Process 1: Main transport agent
The main agent owns the transport and bridges frames to the bus. It has no LLM — it waits for a remote greeter agent to register, then activates it.
# main_agent.py
from pipecat_subagents.agents import BaseAgent, LLMAgentActivationArgs, agent_ready
from pipecat_subagents.bus import BusBridgeProcessor
from pipecat_subagents.bus.network.redis import RedisBus
from pipecat_subagents.runner import AgentRunner
from pipecat_subagents.types import AgentReadyData
class MainAgent(BaseAgent):
def __init__(self, name, *, bus, transport):
super().__init__(name, bus=bus)
self._transport = transport
@agent_ready(name="greeter")
async def on_greeter_ready(self, data: AgentReadyData) -> None:
await self.activate_agent(
"greeter",
activation_args=LLMAgentActivationArgs(
messages=[{"role": "user", "content": "Welcome the user."}],
),
)
async def build_pipeline(self) -> Pipeline:
stt = DeepgramSTTService(api_key=os.getenv("DEEPGRAM_API_KEY"))
tts = CartesiaTTSService(api_key=os.getenv("CARTESIA_API_KEY"))
context = LLMContext()
context_aggregator = LLMContextAggregatorPair(
context,
user_params=LLMUserAggregatorParams(vad_analyzer=SileroVADAnalyzer()),
)
bridge = BusBridgeProcessor(bus=self.bus, agent_name=self.name)
return Pipeline([
self._transport.input(),
stt,
context_aggregator.user(),
bridge,
tts,
self._transport.output(),
context_aggregator.assistant(),
])
async def run_bot(transport, runner_args):
redis = Redis.from_url(runner_args.cli_args.redis_url)
bus = RedisBus(redis=redis, channel=runner_args.cli_args.channel)
runner = AgentRunner(bus=bus, handle_sigint=True)
agent = MainAgent("acme", bus=bus, transport=transport)
await runner.add_agent(agent)
await runner.run()
python main_agent.py --redis-url redis://localhost:6379
Process 2 & 3: LLM agents
Each LLM agent runs as a standalone process. It connects to the same Redis channel and waits for activation:
# llm_agent.py
import asyncio
from pipecat_subagents.agents import LLMAgent, LLMAgentActivationArgs, tool
from pipecat_subagents.bus.network.redis import RedisBus
from pipecat_subagents.runner import AgentRunner
class AcmeLLMAgent(LLMAgent):
def __init__(self, name, *, bus, system_instruction):
super().__init__(name, bus=bus, bridged=())

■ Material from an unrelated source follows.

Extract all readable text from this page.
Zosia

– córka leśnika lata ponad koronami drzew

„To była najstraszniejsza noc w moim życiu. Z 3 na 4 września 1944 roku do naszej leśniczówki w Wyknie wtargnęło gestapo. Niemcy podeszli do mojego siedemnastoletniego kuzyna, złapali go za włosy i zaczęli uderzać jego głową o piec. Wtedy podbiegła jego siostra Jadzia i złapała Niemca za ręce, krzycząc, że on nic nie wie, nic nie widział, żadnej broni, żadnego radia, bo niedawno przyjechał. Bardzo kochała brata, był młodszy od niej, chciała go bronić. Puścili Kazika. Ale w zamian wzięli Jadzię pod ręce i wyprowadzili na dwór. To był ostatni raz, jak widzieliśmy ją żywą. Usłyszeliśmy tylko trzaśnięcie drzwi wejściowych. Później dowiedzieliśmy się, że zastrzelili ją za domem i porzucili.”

self._system_instruction = system_instruction
def build_llm(self) -> LLMService:
return OpenAILLMService(
api_key=os.getenv("OPENAI_API_KEY"),
settings=OpenAILLMSettings(system_instruction=self._system_instruction),
)
@tool(cancel_on_interruption=False)
async def transfer_to_agent(self, params: FunctionCallParams, agent: str, reason: str):
"""Transfer the user to another agent.
Args:
agent (str): The target agent.
reason (str): Transfer reason.
"""
await self.handoff_to(
agent,
activation_args=LLMAgentActivationArgs(messages=[{"role": "user", "content": reason}]),
result_callback=params.result_callback,
)
async def main():
redis = Redis.from_url("redis://localhost:6379")
bus = RedisBus(redis=redis, channel="pipecat:my-app")
agent = AcmeLLMAgent("greeter", bus=bus, system_instruction="You are a greeter...")
runner = AgentRunner(bus=bus, handle_sigint=True)
await runner.add_agent(agent)
await runner.run()
asyncio.run(main())
# Run on Machine B
python llm_agent.py greeter --redis-url redis://your-redis-host:6379
# Run on Machine C
python llm_agent.py support --redis-url redis://your-redis-host:6379
How discovery works
Runners exchange registry information automatically over the shared bus. To get notified when an agent is ready, use @agent_ready or watch_agent() — they work the same way locally and distributed.
Considerations
- Latency: Redis adds network overhead. For latency-sensitive voice applications, keep the main transport agent and its active LLM agent geographically close to each other and the Redis instance.
- Serialization:
RedisBus serializes messages to JSON. Custom frame types need to be registered with the serializer.
- Single channel: All agents on the same channel see all messages. Use different channels for different sessions or applications.